Segundo Moretti, o processo de consolidação das contas públicas é considerado um fator determinante para a flexibilização da política monetária no médio prazo. Ele enfatizou que o equilíbrio fiscal da União fornecerá as bases necessárias para que a trajetória descendente dos juros ocorra de maneira sólida nos próximos anos.

Vínculo com o piso salarial

Apesar dos esforços para frear o avanço dos desembolsos, o ministro confirmou que o Executivo não analisa a possibilidade de desindexar as aposentadorias do INSS e os benefícios sociais do salário mínimo. A postura alinha-se às manifestações recentes do ministro da Fazenda, Dario Durigan, e do próprio presidente da República contra essa alternativa.

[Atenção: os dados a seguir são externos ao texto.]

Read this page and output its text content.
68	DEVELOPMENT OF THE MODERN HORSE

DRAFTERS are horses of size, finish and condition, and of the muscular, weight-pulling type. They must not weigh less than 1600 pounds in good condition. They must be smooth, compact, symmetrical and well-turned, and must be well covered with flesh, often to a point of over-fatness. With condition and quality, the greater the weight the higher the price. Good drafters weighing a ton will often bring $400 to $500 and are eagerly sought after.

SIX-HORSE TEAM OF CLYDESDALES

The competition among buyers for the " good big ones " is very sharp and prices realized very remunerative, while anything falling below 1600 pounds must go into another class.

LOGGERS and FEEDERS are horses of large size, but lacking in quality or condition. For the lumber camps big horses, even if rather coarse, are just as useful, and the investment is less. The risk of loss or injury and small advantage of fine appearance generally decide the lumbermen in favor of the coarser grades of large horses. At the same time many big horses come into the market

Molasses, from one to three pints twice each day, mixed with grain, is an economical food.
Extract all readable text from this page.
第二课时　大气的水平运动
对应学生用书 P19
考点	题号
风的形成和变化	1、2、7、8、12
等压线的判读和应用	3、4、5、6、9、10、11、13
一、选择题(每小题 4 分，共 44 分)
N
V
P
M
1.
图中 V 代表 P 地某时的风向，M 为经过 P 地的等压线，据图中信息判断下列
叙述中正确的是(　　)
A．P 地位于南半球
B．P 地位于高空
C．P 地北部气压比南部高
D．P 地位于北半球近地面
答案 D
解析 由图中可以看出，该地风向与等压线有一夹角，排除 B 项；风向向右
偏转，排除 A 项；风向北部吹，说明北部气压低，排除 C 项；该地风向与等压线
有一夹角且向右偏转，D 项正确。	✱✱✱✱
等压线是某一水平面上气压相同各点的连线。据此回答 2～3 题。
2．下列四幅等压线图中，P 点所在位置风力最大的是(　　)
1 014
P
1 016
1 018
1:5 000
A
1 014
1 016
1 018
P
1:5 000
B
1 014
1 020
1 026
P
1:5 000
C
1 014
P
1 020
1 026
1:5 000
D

O titular do Planejamento ressaltou ainda a eficiência dos instrumentos legais já existentes, como os gatilhos voltados a despesas obrigatórias que não dependem de alteração constitucional, aprovados pelo Congresso, e o limite de crescimento para custos com pessoal. De acordo com Moretti, caso esse mecanismo não seja suficiente, o Palácio do Planalto poderá submeter novos projetos de lei aos parlamentares para assegurar a desaceleração dos gastos.